This is our old blog. It hasn't been active since 2011. Please see the link above for our current blog or click the logo above to see all of the great data and content on this site.

Random Juan Pierre thoughts

Posted by Andy on May 6, 2011

I was just looking at Juan Pierre's player page after Neil mentioned a recent discussion about the guy on another thread.

Some random thoughts:

  • As of today he has exactly 397 walks and 397 strikeouts in his career
  • It's amazing that he led the NL in hits in 2006 but also had an 82 OPS+! That's what you get when you bat leadoff and rarely walk.
  • Hence leading the league in AB 3 different times.
  • He played every single same from 2003 through 2007. Wow.
  • How does such a fast guy ground into 77 double plays, especially when batting leadoff? (You can't lead off the game with a GIDP...)
  • Led the league (or all of MLB) in caught stealing 6 times, plus leading MLB so far in 2011.
  • Hit by pitch might be saving his career OBP. He's gotten on base at a .346 clip...certainly not great but not horrible. His low walk total really hurts him, but he's got 89 times hit by pitch in his career, which really helps a lot.
  • At the moment, he has 911 career runs scored. 9-1-1 indeed.
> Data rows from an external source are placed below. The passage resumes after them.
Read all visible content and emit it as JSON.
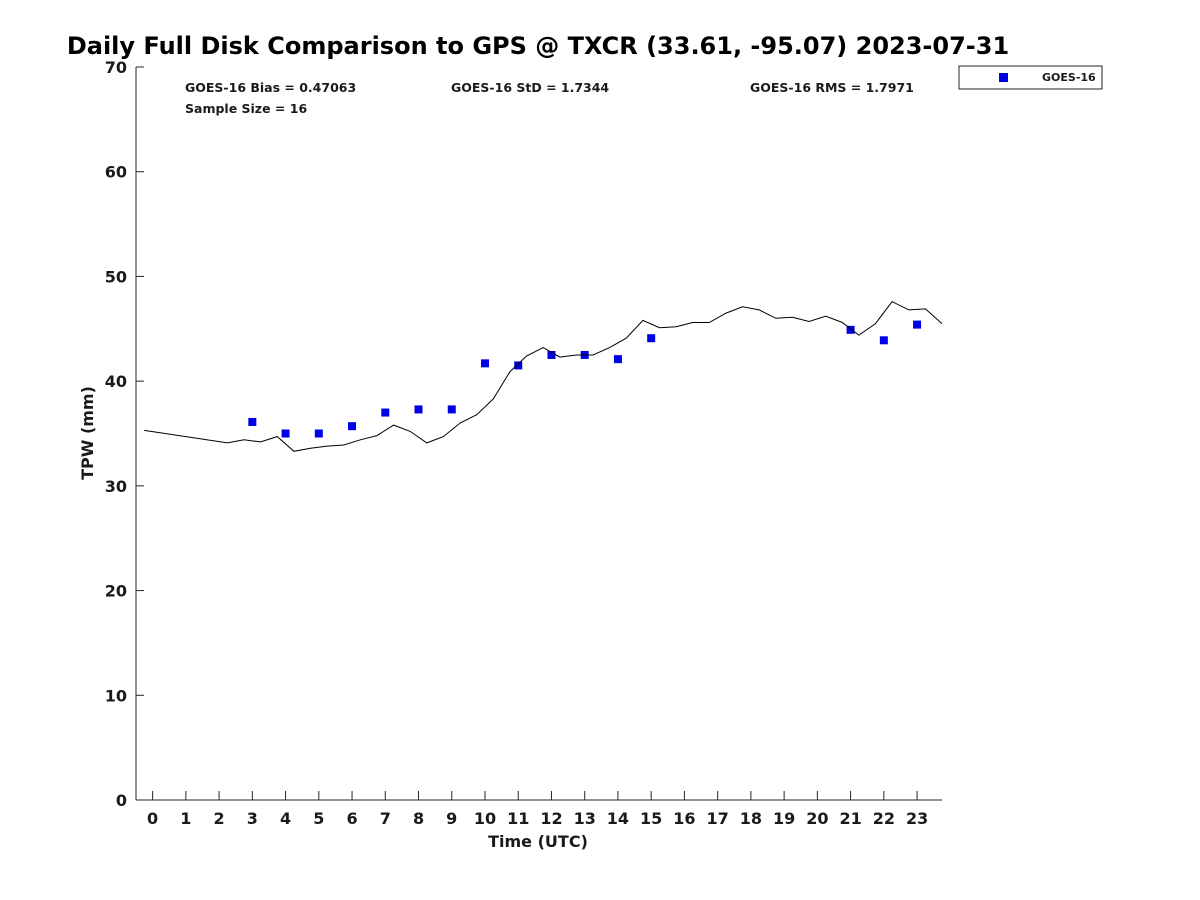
{
  "chart_data": {
    "type": "scatter",
    "title": "Daily Full Disk Comparison to GPS @ TXCR (33.61, -95.07) 2023-07-31",
    "xlabel": "Time (UTC)",
    "ylabel": "TPW (mm)",
    "xlim": [
      -0.5,
      23.75
    ],
    "ylim": [
      0,
      70
    ],
    "xticks": [
      0,
      1,
      2,
      3,
      4,
      5,
      6,
      7,
      8,
      9,
      10,
      11,
      12,
      13,
      14,
      15,
      16,
      17,
      18,
      19,
      20,
      21,
      22,
      23
    ],
    "yticks": [
      0,
      10,
      20,
      30,
      40,
      50,
      60,
      70
    ],
    "grid": false,
    "legend_position": "outside-top-right",
    "stats": [
      "GOES-16 Bias = 0.47063",
      "GOES-16 StD = 1.7344",
      "GOES-16 RMS = 1.7971",
      "Sample Size = 16"
    ],
    "series": [
      {
        "name": "GOES-16",
        "kind": "scatter",
        "marker": "square",
        "color": "#0000e6",
        "x": [
          3,
          4,
          5,
          6,
          7,
          8,
          9,
          10,
          11,
          12,
          13,
          14,
          15,
          21,
          22,
          23
        ],
        "y": [
          36.1,
          35.0,
          35.0,
          35.7,
          37.0,
          37.3,
          37.3,
          41.7,
          41.5,
          42.5,
          42.5,
          42.1,
          44.1,
          44.9,
          43.9,
          45.4
        ]
      },
      {
        "kind": "line",
        "color": "#000000",
        "x": [
          -0.25,
          2.25,
          2.75,
          3.25,
          3.75,
          4.25,
          4.75,
          5.25,
          5.75,
          6.25,
          6.75,
          7.25,
          7.75,
          8.25,
          8.75,
          9.25,
          9.75,
          10.25,
          10.75,
          11.25,
          11.75,
          12.25,
          12.75,
          13.25,
          13.75,
          14.25,
          14.75,
          15.25,
          15.75,
          16.25,
          16.75,
          17.25,
          17.75,
          18.25,
          18.75,
          19.25,
          19.75,
          20.25,
          20.75,
          21.25,
          21.75,
          22.25,
          22.75,
          23.25,
          23.75
        ],
        "y": [
          35.3,
          34.1,
          34.4,
          34.2,
          34.7,
          33.3,
          33.6,
          33.8,
          33.9,
          34.4,
          34.8,
          35.8,
          35.2,
          34.1,
          34.7,
          36.0,
          36.8,
          38.3,
          40.9,
          42.4,
          43.2,
          42.3,
          42.5,
          42.5,
          43.2,
          44.1,
          45.8,
          45.1,
          45.2,
          45.6,
          45.6,
          46.5,
          47.1,
          46.8,
          46.0,
          46.1,
          45.7,
          46.2,
          45.6,
          44.4,
          45.5,
          47.6,
          46.8,
          46.9,
          45.5
        ]
      }
    ]
  }
}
105 Responses to “Random Juan Pierre thoughts”

  1. Timmy P Says:

    Great point JB

  2. Tim Patrick Says:

    Well I would like to respond, but it appears Neil has cried a river and I won't be allowed to post anymore.

  3. Neil Paine Says:

    Nobody "cried a river" and nobody was intentionally blocked from commenting. We had a server error that apparently lost 2 comments in the last several hours. I'll try to recover them in WordPress; I apologize for any inconvenience this has caused.

  4. Andy Says:

    Np, I manually approved those two comments roughly an hour ago so they should be posted. One from Timmy and one from Ken.

  5. Timmy Patrick Says:

    Jack Cust is a marginal player, and Rickey Weeks is a bad player. Doc Cramer was a very good player, that did benefit from WWII as he was 36 in 1942 and so played several more years of slap-hitting and walking. Doc had 345 K's in 20 years, 15 as a full time starter. Doc was not the base stealing threat that Pierre is though.